Die zunehmende Globalisierung der Wirtschaft und
der Märkte führt in allen Ländern unweigerlich dazu,
dass die Unternehmen ihre Produkte und Leistungen exportieren müssen.
Durch den internationalen Wettbewerb, der daraus resultiert, wird
die Kommunikation im Bereich der Werbung und der Technik - für
genau jene Produkte und Leistungen - im harten Kampf um Wettbewerbsfähigkeit
von grösster Bedeutung.
Die Wörter - d.h. die Faltblätter, die Handbücher,
die Werbebroschüren usw. - werden somit immer mehr zu einem
Bestandteil dieser Prokukte und Leistungen. Oft stellen sie sogar
die entscheidenden Unterscheidungsmerkmale dar.
Die gesicherte Qualität der Technolekte wird von Sprache zu
Sprache zur Grundvorraussetzung für die Eroberung aller Märkte.
Da die Erfordernisse des Marketing darüberhinaus dazu führen,
dass die kommerziellen und für die Werbung angefertigten Übersetzungen
immer technischer werden - und andersherum -, sind linguistische
Präzision und wirkungsvoller Stil nicht mehr voneinander trennbar
und werden zu unumgänglichen Faktoren.
Die Terminotik stellt das allesentscheidende Werkzeug
für die Produktion dieser Fülle von neuer kommerzieller
und mehrsprachiger Literatur auf notwendigerweise höchstem
Niveau dar. Entsprechend der Entwicklung der neuen Technologien,
die es ermöglicht haben, die Terminologie mit der Informatik
zu verknüpfen (was zur Entstehung der Terminotik geführt
hat), hat sich eine - man muss sagen - sehr kleine Elite von Übersetzungsunternehmen
herausgebildet, die in Netzwerke und verschiedene Terminologiesoftwareprogramme
inverstiert haben. Im Laufe der Jahre scheint sich das Trados System
als bevorzugtes System gegenüber den anderen durchgesetzt zu
haben.
Nach fast 10 Jahren seit der Einrichtung der ersten
Terminologieabteilungen hier nun ein kurzer Überblick über
die Hauptprobleme, denen sich die Unternehmen im allgemeinen gegenüber
sehen.
Zunächst einmal der Rahmen dieser Entwicklung. Drei Leitlinien
scheinen sich für die Marketingstrategien dieser Gruppe von
Unternehmen im Hinblick auf die Produktion von Totaler Qualität
auf dem Gebiet der Sprachendienste abzuzeichnen. Diese ist mittlerweile
zu einer Hauptforderung der Kunden geworden.

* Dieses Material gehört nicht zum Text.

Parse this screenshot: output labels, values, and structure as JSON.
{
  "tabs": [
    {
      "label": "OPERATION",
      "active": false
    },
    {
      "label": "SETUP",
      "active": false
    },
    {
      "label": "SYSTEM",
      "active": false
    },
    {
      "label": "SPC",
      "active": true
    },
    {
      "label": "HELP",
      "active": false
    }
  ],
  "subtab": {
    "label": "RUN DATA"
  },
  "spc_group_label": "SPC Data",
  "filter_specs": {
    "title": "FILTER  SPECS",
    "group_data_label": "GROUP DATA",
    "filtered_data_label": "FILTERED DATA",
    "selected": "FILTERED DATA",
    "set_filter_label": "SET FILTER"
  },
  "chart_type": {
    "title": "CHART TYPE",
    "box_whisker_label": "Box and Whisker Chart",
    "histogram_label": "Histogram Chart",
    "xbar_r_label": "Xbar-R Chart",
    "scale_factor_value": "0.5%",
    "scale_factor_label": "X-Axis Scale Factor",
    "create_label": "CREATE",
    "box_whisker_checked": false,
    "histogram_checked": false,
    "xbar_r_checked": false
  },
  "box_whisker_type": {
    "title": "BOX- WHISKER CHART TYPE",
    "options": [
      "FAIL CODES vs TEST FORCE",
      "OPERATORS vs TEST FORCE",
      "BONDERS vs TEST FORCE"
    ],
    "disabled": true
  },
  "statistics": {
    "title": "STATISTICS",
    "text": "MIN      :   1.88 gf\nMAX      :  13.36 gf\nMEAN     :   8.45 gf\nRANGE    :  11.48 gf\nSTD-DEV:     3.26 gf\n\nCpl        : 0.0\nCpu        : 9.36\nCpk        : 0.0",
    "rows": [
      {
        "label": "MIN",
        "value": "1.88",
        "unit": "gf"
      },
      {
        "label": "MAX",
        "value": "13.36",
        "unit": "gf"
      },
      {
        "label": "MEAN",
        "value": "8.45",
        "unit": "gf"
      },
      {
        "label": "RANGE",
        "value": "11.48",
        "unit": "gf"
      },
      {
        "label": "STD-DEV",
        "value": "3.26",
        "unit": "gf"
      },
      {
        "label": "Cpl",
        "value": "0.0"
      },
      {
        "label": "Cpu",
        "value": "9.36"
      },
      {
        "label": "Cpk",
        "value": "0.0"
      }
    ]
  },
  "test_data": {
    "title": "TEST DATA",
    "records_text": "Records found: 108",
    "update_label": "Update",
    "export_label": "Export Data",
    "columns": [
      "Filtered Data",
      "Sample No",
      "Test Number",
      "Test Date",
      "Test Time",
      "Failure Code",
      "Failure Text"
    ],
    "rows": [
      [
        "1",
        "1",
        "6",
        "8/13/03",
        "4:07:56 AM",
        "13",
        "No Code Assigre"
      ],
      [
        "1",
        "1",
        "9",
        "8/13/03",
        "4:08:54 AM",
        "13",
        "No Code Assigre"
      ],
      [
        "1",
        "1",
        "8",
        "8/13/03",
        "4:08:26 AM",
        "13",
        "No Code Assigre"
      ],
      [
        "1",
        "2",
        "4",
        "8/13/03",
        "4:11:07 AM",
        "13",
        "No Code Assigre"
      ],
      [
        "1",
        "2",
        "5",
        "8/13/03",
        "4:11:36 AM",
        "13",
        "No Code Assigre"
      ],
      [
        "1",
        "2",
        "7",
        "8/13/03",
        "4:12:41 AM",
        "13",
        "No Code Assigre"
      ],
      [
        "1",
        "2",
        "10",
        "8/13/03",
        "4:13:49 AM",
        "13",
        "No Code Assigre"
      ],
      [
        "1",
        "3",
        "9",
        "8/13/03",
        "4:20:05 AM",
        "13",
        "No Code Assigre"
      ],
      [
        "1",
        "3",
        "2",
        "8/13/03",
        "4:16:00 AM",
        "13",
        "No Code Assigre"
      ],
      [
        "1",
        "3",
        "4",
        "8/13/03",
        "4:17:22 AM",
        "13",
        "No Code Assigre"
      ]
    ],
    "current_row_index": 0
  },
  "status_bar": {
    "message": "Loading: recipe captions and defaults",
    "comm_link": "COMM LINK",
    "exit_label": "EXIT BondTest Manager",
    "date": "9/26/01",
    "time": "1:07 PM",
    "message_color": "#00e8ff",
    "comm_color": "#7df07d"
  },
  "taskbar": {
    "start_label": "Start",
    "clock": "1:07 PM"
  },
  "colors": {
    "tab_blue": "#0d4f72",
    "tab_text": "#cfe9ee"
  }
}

Die Multinationalisierung der Übersetzungsunternehmen oder
die Relokalisierung der Sprachen.
Jedes Übersetzungsunternehmen, das sich auf
dem internationalen Markt unter den Marktführern etablieren
will, muss im eigenen Interesse Multinational, Mehrsprachig
und MultimŽdial sein: Dies sind die sogenannten Unternehmen
der Drei M.
Multinationalität: Da die Sprache dort
produziert werden muss, wo sie gesprochen wird (die Qualität
von Geostil und Produktionskosten verpflichten!), ist es wichtig,
dass das Übersetzungsbüro über ein internationales
und gut ausgebautes Netz von Zweigstellen verfügt: Die Sprachen
müssen relokalisiert werden.
Mehrsprachigkeit: Die Produktion von kommerziellen
und Werbetexten wird in zunehmendem Masse mehrsprachig und erfordert
die Bildung spezifischer Technolekte unter Verwendung der modernsten
Übersetzungstechniken (vor Ort erstellte Terminologie und Übersetzungsspeicher:
Auch Geomarketing verpflichtet).
Multimedia: Es reicht nicht mehr aus, einfach
Texte zu produzieren, seien sie auch in noch so vielen Sprachen
verfasst oder relokalisiert; die Texte müssen auch formatiert
werden, um sie auf Papier drucken, auf CD speichern oder, beim Web-Publishing,
im Internet installieren zu können: Der Qualitätskontrollprozess
muss bis zur Phase der Druckvorstufe andauern, um die Konformität
von Text und Layout zu erreichen.
Angesichts der immer technischer werdenden mehrsprachigen
Dokumente hat sich der Einsatz linguistischen Engineerings auf ganz
natürliche oder in Wahrheit sehr künstliche Weise etabliert,
um den Übersetzungsprozess zu vereinfachen. So können
die Handbücher, Kataloge und anderen mehrsprachigen Broschüren
tatsächlich nicht mehr auf höchstem Niveau übersetzt
werden ohne den systematischen Einsatz der entsprechenden, gespeicherten
Terminologien.
In enger Zusammenarbeit mit den Kunden muss der Technolekt eines
jeden Unternehmens erarbeitet, weiterentwickelt und gesichert werden.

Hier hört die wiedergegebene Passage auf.